1. As autoras são proprietárias do prédio urbano de ... e quatro andares sito na Rua ..., ..., na união de freguesias ... (... e ...), em ..., descrito no art. ... da matriz predial e inscrito na Conservatória do Registo Predial sob o nº...73;
2. A mãe das autoras era titular de metade do usufruto deste prédio urbano;
3. Por escritura pública outorgada no dia 23 de agosto de 2010, a mãe das autoras renunciou ao usufruto;
4. No ... do prédio urbano é explorado o estabelecimento comercial denominado ÓPTICA ...;
5. Este estabelecimento comercial tem 125 anos de existência e funciona no ... desde há cerca de 100 anos;
6. O estabelecimento comercial foi fundado por GG que era bisavô e trisavô dos atuais sócios da ré;
7. Após o falecimento do fundador passou por várias gerações, sempre de pai para filho;
8. A partir do ano de 1963, passou a ser explorado por HH que era neto do fundador;
9. O estabelecimento comercial sempre funcionou no ... ao abrigo de um contrato de arrendamento que se manteve o mesmo ao longo de várias dezenas de anos, tendo sido sempre entregue a renda mensal acordada e emitidos os recibos;
10. No mês de novembro de 2000, o referido HH constituiu a sociedade comercial ré juntamente com o filho HH e os netos CC e BB;
11. No dia 29 de dezembro de 2000, por acordo entre todos, foi celebrado um documento escrito entre a mãe das autoras, que ainda era titular de metade do usufruto, as autoras e a ré em que foi acordado o seguinte:
- A mãe das autoras e as autoras arredavam à ré o ... do prédio urbano mediante o pagamento da renda anual de € 7.481,96;
- A renda era paga em duodécimos mensais no valor de € 623,49;
- O arrendamento era pelo prazo de um ano, renovável, com início no dia 1 de janeiro de 2001;
- O ... arrendado destinava-se a estabelecimento comercial de venda a retalho de material ótico, serviços no domínio da ótica ocular, fotográfico, cinematrográfico, audiometria e instrumentos de precisão.
12. No dia 28 de dezembro de 2017, através de carta registada com aviso de receção, as autoras comunicaram à ré que denunciavam o contrato de arrendamento com efeito no dia 1 de fevereiro de 2020.
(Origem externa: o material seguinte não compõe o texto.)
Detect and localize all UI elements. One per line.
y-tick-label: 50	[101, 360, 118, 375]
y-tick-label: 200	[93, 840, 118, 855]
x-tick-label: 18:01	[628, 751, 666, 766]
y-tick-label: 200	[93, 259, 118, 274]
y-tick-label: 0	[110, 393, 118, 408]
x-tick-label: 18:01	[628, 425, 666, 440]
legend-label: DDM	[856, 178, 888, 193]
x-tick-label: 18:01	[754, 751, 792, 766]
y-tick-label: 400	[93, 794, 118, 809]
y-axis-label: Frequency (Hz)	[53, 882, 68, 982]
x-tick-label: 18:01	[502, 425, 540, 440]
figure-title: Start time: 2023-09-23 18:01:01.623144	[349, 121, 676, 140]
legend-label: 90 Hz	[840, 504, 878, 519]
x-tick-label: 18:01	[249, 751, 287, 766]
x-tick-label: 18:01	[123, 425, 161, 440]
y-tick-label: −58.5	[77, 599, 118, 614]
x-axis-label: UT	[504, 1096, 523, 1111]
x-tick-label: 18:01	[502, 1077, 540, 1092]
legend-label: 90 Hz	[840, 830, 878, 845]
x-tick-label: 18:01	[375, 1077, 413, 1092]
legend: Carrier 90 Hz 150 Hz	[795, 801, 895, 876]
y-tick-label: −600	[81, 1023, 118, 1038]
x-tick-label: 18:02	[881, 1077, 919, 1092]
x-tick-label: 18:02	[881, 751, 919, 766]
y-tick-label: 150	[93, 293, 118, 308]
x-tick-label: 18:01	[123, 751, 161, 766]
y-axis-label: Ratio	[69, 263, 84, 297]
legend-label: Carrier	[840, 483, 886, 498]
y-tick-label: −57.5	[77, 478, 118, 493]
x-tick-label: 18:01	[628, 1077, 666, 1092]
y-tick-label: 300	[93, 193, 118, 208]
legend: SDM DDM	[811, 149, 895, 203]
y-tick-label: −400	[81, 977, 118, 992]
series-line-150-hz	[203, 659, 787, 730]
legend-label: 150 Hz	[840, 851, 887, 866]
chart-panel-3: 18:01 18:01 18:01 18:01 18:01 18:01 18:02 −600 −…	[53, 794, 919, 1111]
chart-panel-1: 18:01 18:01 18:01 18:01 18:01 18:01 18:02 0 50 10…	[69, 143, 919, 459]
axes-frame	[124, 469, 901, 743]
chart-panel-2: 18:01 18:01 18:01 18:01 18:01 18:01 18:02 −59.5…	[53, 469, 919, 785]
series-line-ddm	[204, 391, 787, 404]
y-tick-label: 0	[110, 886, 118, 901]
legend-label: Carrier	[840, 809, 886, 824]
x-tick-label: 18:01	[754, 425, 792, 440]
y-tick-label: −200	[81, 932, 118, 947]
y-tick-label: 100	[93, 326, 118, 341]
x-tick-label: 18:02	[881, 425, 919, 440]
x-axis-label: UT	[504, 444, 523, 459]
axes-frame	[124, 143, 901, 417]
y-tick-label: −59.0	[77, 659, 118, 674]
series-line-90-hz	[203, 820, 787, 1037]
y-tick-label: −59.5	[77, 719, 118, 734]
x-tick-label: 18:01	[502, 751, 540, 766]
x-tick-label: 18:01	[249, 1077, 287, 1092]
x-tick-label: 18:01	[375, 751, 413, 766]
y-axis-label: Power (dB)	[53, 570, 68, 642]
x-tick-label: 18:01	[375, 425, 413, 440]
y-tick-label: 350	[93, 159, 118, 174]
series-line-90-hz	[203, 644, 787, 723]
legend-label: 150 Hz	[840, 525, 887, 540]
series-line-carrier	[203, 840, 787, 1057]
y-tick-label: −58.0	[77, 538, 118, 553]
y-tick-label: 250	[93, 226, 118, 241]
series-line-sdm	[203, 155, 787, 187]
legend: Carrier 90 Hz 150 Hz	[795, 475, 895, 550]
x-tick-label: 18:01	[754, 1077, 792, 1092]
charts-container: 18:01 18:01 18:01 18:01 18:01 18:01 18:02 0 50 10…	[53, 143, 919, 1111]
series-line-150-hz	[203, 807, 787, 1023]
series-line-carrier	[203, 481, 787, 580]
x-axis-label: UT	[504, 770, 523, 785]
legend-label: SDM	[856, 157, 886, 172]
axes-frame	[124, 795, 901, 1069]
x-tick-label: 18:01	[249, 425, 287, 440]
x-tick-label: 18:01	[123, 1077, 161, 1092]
13. A ré não entregou o ... às autoras;
14. As autoras pretendem fazer obras no prédio urbano mantendo o ... destinado a comércio, mas transformando os andares de um edifício adaptado a escritórios para um edifício residencial;
15. O prédio urbano está situado no centro da cidade ...;
16. Atualmente, a renda mensal para o arrendamento de espaços idênticos ao ... é no valor entre € 1.500,00 e € 2.500,00;
17. O estabelecimento comercial está reconhecido como estabelecimento de interesse histórico e cultural

Factos não provados:

Com relevância para a decisão da causa a primeira instância considerou que não resultaram provados quaisquer outros factos.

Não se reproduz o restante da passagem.